BoM is no exception. It's a place I like to noodle in.

BoM is an exception in one way, though, and that's its attention to continuity. The details of Will's family and friendships and school don't vary from chapter to chapter or branch to branch, and if something happens in one branch (like the university hosting a Mozart piano concerto on Wednesday, October 1, then it's going to happen (whether mentioned or not) unless Will does something that, directly or indirectly, prevents it from going off.

I like that kind of continuity for its own sake, but it's another way of giving an improviser (like me) a handle for invention. Improvisation yields richer and easier results when there's details at hand to work with—clumps already scattered over the workbench—and a world where the details invented for one branch are available in another is one that is very rich indeed. There have been many times when I've consulted my chart of "things that are happening in the world right now" and found something that I can use to advance the action I'm working on, or which suggests a really great twist or terrific new detail.

But sometimes continuity gets in the way. And not just when some pre-existing event has to be gotten around.

Today—Tuesday afternoon, as I compose this—I am supposed to start writing the storyline that you guys voted for over the weekend, one involving Will, the YouTube crew, and Andrea Varnsworth. I spent some time thinking about it yesterday, and I got an idea I liked. Something in line with what you'd expect from the anticipated storyline, but with a bit of a twist. It got me excited.

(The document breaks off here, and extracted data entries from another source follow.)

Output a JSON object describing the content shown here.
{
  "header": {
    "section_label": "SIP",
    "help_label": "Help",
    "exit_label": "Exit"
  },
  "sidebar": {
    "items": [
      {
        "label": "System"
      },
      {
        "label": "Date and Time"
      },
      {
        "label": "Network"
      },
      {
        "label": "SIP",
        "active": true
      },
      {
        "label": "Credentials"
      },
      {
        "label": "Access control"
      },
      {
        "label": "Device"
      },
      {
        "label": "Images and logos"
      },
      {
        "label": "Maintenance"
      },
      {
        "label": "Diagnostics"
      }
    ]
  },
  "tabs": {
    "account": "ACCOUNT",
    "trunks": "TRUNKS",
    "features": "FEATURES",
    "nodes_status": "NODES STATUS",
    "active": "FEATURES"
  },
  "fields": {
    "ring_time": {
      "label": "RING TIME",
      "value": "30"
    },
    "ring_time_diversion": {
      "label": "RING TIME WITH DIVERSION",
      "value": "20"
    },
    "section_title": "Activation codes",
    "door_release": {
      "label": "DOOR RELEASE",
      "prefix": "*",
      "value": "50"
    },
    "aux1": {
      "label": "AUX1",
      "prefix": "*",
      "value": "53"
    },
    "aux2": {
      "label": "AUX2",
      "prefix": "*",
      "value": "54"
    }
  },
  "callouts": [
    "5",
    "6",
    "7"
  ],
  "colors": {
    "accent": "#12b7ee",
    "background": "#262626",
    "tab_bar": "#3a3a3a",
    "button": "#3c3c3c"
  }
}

But when I started gaming out some of the more distant consequences—not outlining, just playing "what if ... and then what if ... and then what if"—I remembered two other certain characters who are in play. And those two characters wouldn't exactly derail what I had planned, but they would complicate it.

Put it this way: Given characters A and B, then X is bound to happen. It is inevitable, and it will happen almost immediately. And X would badly interfere with Z, the plan I have for Will. It would probably forestall it entirely, and even if it didn't forestall it, any story that juggles X and Z would be ungainly. A challenge to handle, at least.

So this is where I am as I slump thoughtfully over my laptop: What the hell am I going to do about X, when it is Z and its complications that I'm so interested in?